Written by Matt Raver
The Second Markets in Financial Instruments Directive (‘MiFID II’) has had an interesting journey. Originating in 2010, it sought to update the European regulatory framework for investment firms, reflecting the 2008 financial crisis and industry developments, including technological advances and commercial trends. The requirements eventually took effect in 2018 – 1 year behind schedule.
The legislative package is significantly larger than its predecessor and covers a sizeable number of topics. Given the sheer number of market participants impacted by MiFID II, it is perhaps inevitable that when put into practice, for any given firm certain elements would be more effective than others.
Brexit has further complicated matters. There are now two versions of MiFID II – the original European Union version and the UK version which as at 1 January 2021 was an almost carbon copy. For some time now, commentators have opined on the extent to which the respective frameworks will diverge in 2021 and beyond.
Although representing a small part of the framework, the FCA is proposing some changes related to research and best execution. If adopted, the changes will take effect during the second half of 2021.
Research – exemption for SME and FICC research proposed
Since 2018, under the MiFID II inducements framework, subject to certain exemptions, research services are either paid for by the firm itself or by agreeing a separate research charge with its clients. ‘Bundling’ of research and execution services – which was hitherto convention for certain asset classes – is not permitted.
This significant change arose out of a policy objective to improve accountability over costs passed onto clients and to improve price transparency vis-à-vis both research and execution.
However, the FCA has concluded that these benefits are outweighed by costs regarding small-cap firms. In particular, the changes have caused research coverage of such firms to decline and become lower in quality.
The proposal is to categorise research with respect to firms with a market capitalisation of less than £200 million as a ‘minor non-monetary benefit’. In other words, it will be possible to either receive research for free, or to bundle (or, re-bundle) the research and execution costs.
The FCA also proposed creating an exemption where the research relates to fixed income, currencies and commodities (‘FICC’). Such transactions are not typically paid for via commission payments but on the basis of a bid-offer spread. Therefore, re-bundling research and execution does not carry the same opacity risks as – for example – is the case for equities.
Finally, the FCA is creating exemptions regarding research provided by independent providers (i.e. where the provider does not also provide execution services) and where the research is openly available.
Best Execution – proposal to remove publicly available annual reports
MiFID II aspired to improve investor protection and transparency in how firms execute client orders. The solution was to introduce publicly available reports focussing on the quality of execution. For execution venues the reports are known as ‘RTS27’ reports. For investment firms, the ‘RTS28’ reports have been an annual requirement for each calendar year from 2017 onwards.
The FCA has found that the policy goal has not been achieved. In particular, the report are viewed by a very small number of market participants.
The FCA therefore proposed to remove the requirement to produce these reports.
In proposing these changes, the FCA notes the so-called ‘quick fix’ amendments that have been made to the EU’s version of MiFID II. These are intended to support economic recovery from the Covid-19 pandemic. Among other aspects, the changes relate to a number of topics including client reporting and disclosure, product governance and commodity derivatives.
Regarding research and best execution, the EU has enacted changes along similar philosophies to the FCA’s proposed edits. However the FCA has arguably gone further, for example by explicitly removing the RTS28 reports. The FCA also states that certain aspects of the EU amendments aside from research and execution disclosure matters might be dealt with via legislative changes in due course.

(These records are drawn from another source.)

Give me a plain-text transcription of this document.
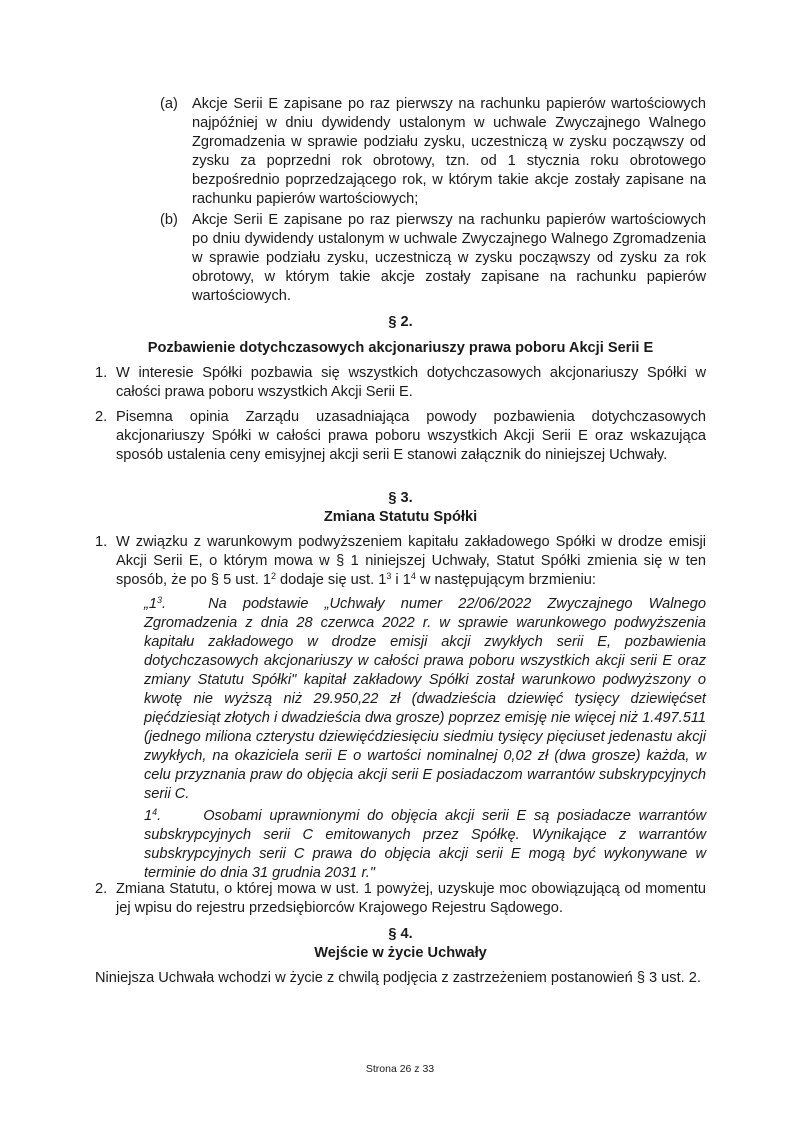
(a) Akcje Serii E zapisane po raz pierwszy na rachunku papierów wartościowych najpóźniej w dniu dywidendy ustalonym w uchwale Zwyczajnego Walnego Zgromadzenia w sprawie podziału zysku, uczestniczą w zysku począwszy od zysku za poprzedni rok obrotowy, tzn. od 1 stycznia roku obrotowego bezpośrednio poprzedzającego rok, w którym takie akcje zostały zapisane na rachunku papierów wartościowych;
(b) Akcje Serii E zapisane po raz pierwszy na rachunku papierów wartościowych po dniu dywidendy ustalonym w uchwale Zwyczajnego Walnego Zgromadzenia w sprawie podziału zysku, uczestniczą w zysku począwszy od zysku za rok obrotowy, w którym takie akcje zostały zapisane na rachunku papierów wartościowych.
§ 2.
Pozbawienie dotychczasowych akcjonariuszy prawa poboru Akcji Serii E
1. W interesie Spółki pozbawia się wszystkich dotychczasowych akcjonariuszy Spółki w całości prawa poboru wszystkich Akcji Serii E.
2. Pisemna opinia Zarządu uzasadniająca powody pozbawienia dotychczasowych akcjonariuszy Spółki w całości prawa poboru wszystkich Akcji Serii E oraz wskazująca sposób ustalenia ceny emisyjnej akcji serii E stanowi załącznik do niniejszej Uchwały.
§ 3.
Zmiana Statutu Spółki
1. W związku z warunkowym podwyższeniem kapitału zakładowego Spółki w drodze emisji Akcji Serii E, o którym mowa w § 1 niniejszej Uchwały, Statut Spółki zmienia się w ten sposób, że po § 5 ust. $1^2$ dodaje się ust. $1^3$ i $1^4$ w następującym brzmieniu:
$„1^3$.	Na podstawie „Uchwały numer 22/06/2022 Zwyczajnego Walnego Zgromadzenia z dnia 28 czerwca 2022 r. w sprawie warunkowego podwyższenia kapitału zakładowego w drodze emisji akcji zwykłych serii E, pozbawienia dotychczasowych akcjonariuszy w całości prawa poboru wszystkich akcji serii E oraz zmiany Statutu Spółki" kapitał zakładowy Spółki został warunkowo podwyższony o kwotę nie wyższą niż 29.950,22 zł (dwadzieścia dziewięć tysięcy dziewięćset pięćdziesiąt złotych i dwadzieścia dwa grosze) poprzez emisję nie więcej niż 1.497.511 (jednego miliona czterystu dziewięćdziesięciu siedmiu tysięcy pięciuset jedenastu akcji zwykłych, na okaziciela serii E o wartości nominalnej 0,02 zł (dwa grosze) każda, w celu przyznania praw do objęcia akcji serii E posiadaczom warrantów subskrypcyjnych serii C.
$1^4$.	Osobami uprawnionymi do objęcia akcji serii E są posiadacze warrantów subskrypcyjnych serii C emitowanych przez Spółkę. Wynikające z warrantów subskrypcyjnych serii C prawa do objęcia akcji serii E mogą być wykonywane w terminie do dnia 31 grudnia 2031 r."
2. Zmiana Statutu, o której mowa w ust. 1 powyżej, uzyskuje moc obowiązującą od momentu jej wpisu do rejestru przedsiębiorców Krajowego Rejestru Sądowego.
§ 4.
Wejście w życie Uchwały
Niniejsza Uchwała wchodzi w życie z chwilą podjęcia z zastrzeżeniem postanowień § 3 ust. 2.
Strona 26 z 33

It would thus appear that – regarding MiFID II at least – the regulatory divergence between the EU and the UK is evolutionary and not revolutionary. Furthermore, from a thematic perspective there will be some alignment between the UK and the EU regarding regulatory change – albeit there might be some differences at a more granular level. The UK’s ‘Investment Firms Prudential Regime’ which takes effect in January 2022 is substantially similar to the EU’s equivalent regime, to be introduced in June 2021, but with some differences.
Notwithstanding this, many UK market participants will argue that there are certain components of the wider regulatory framework (for example, also including the investment funds frameworks AIFMD and UCITS) that should also be reviewed and amended as applicable. Within the fund management sector, there remains fundamental differences in regulatory approach dependent upon whether the firm is authorised under AIFMD or MiFID and/or whether the mandate is an AIF or a segregated account. There is also the argument that there are certain requirements that relate to firms not dealing with retail clients that are disproportionate to the risks, in particular regarding client disclosure requirements.
The impetus to make changes where regulation is not working is there – the nature and scale of the remedial work remains to be seen.
Ultimately, the UK legislators and regulators will face a historical trade-off – offering the protection afforded by effective regulation whilst ensuring that the regulatory environment does not stifle the effectiveness and competitiveness of the UK financial services industry. But now the goal posts have changed – the UK has the autonomy to manage this trade-off on its own whilst seeking to manage its future relationship with the EU including how best to deal with the thorny issue of reciprocal market access. Many pairs of eyes will be on the rule makers as they walk this tightrope.